Footfalls fell to nearly 46% during Q1FY22 compared to 88-90% in Q4FY21, just around the time when business started to normalise. However, with customers also adapting to restrictions, the grocery business was resilient, despite operating under severe restrictions. Fashion, lifestyle and electronics business also did well during the quarter.
Reliance Retail’s e-commerce play helped the company post higher revenues than Q1FY21 during Q1FY22. This was helped with the ramp up of JioMart/ The fashion retail business got a boost from Reliance Trends stores being hooked up to AJIO (fashion e-commerce arm). The company said AJIO revenues in Q1FY22 was equal to the revenues it earned in the whole of FY21.
Jio’ subscriber additions continue in Q1FY22, driving revenues and EBITDA
Reliance Jio added 14.3 million mobile subscribers during Q1FY22, which led to the company’s total subscribers to reach over 440 million. Average revenue per user, or ARPU came in at a stable Rs 138 on a QoQ basis. The rise in subscribers in Q1FY22 was partially due to the introduction of the new JioPhone with a bundled data and voice plan.
The company is also making strides in expanding JioFiber to more customers. JioFiber is currently in 3 million homes, and the company hopes to expand this base further as the second wave of the pandemic subsides. But with Covid-19 cases rising again at the end of July 2021, it will be interesting to watch this number over the next few quarters.

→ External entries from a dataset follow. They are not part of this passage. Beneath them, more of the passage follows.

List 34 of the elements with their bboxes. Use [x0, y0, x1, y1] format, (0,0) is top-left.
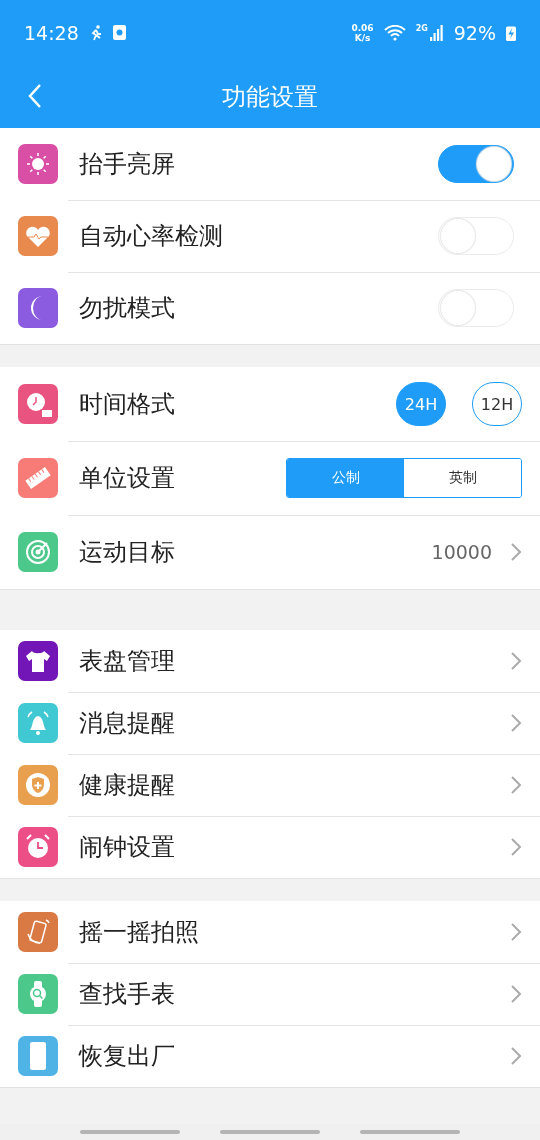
setting-label: 恢复出厂 [79, 1041, 176, 1072]
setting-label: 摇一摇拍照 [79, 917, 200, 948]
setting-label: 消息提醒 [79, 708, 176, 739]
setting-label: 单位设置 [79, 463, 176, 494]
chevron-right-icon [510, 651, 522, 671]
setting-label: 表盘管理 [79, 646, 176, 677]
setting-label: 时间格式 [79, 389, 176, 420]
page-title: 功能设置 [222, 81, 318, 113]
setting-label: 健康提醒 [79, 770, 176, 801]
chevron-right-icon [510, 542, 522, 562]
chevron-right-icon [510, 1046, 522, 1066]
app-notification-icon [112, 25, 126, 40]
chevron-right-icon [510, 837, 522, 857]
setting-label: 运动目标 [79, 537, 176, 568]
battery-charging-icon [506, 24, 516, 41]
status-time: 14:28 [24, 21, 79, 44]
setting-label: 查找手表 [79, 979, 176, 1010]
chevron-right-icon [510, 713, 522, 733]
chevron-right-icon [510, 775, 522, 795]
back-icon [27, 83, 43, 109]
chevron-right-icon [510, 922, 522, 942]
time-format-option[interactable]: 12H [472, 382, 522, 426]
setting-label: 勿扰模式 [79, 293, 176, 324]
setting-value: 10000 [431, 541, 492, 563]
setting-label: 抬手亮屏 [79, 149, 176, 180]
network-type: 2G [415, 24, 428, 33]
network-speed: 0.06 K/s [351, 22, 374, 43]
signal-icon [429, 24, 444, 41]
chevron-right-icon [510, 984, 522, 1004]
toggle-switch[interactable] [438, 145, 514, 183]
battery-level: 92% [453, 21, 496, 44]
setting-label: 自动心率检测 [79, 221, 224, 252]
setting-label: 闹钟设置 [79, 832, 176, 863]
wifi-icon [383, 24, 406, 41]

For now, the company has expanded JioFiber’s optical fibre cable’s reach to nearly 12 million premises. The company hopes that once the pandemic subsides, it will be able to expand and convert those in proximity of these premises into its customers. However, JioFiber’s expansion has been slow since its launch, and investors will be hoping the company is able to make some inroads in this space, especially as demand for high-speed internet connectivity is only rising.

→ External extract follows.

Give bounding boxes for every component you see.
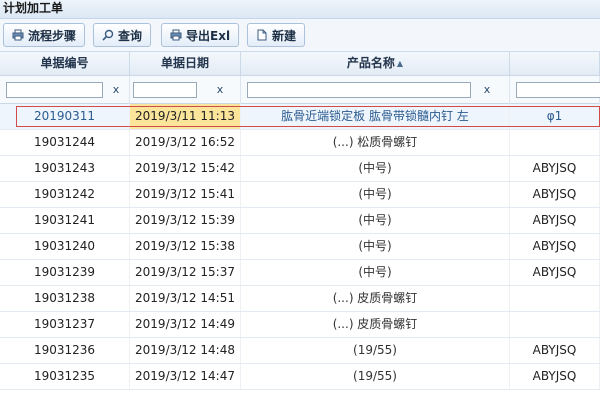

With the impending launch of the smartphone version of JioPhone, Reliance Jio seems to be in pole position to take advantage of the weakness of one of the three remaining mobile telecoms in the market.
All levers in play for a flourish
Investors will be hoping that the rise in demand for fuels and petrochemicals persists, which as a result will drive profitability for the company. The overhand of lockdowns, despite RIL’s best attempts to drive its e-commerce penetration through omni-channel operations, will still impinge on the retail business. The low-margin nature of the retail business means volumes have to be higher for the company to generate higher profits.
The rising production from the company’s gas fields right when the global natural gas market is seeing tight supply (and higher prices), bodes well for RIL’s oil and gas business. After floundering for a few years, it appears that this segment is poised to add to RIL’s bottom line.
RIL is adapting to circumstances to deliver a decent performance in an adverse economic environment. The hope for investors is that as the economic environment normalises, the RIL stock will shine as other businesses like retail flourish. But seeing how the pandemic is not going away any time soon, a ‘normal’ economic environment seems a mirage at this point in time. For now, investors will hope for clarity in RIL’s monetisation of its O2C and mobile telephony business, and on the future roadmap for investment in the renewable energy space.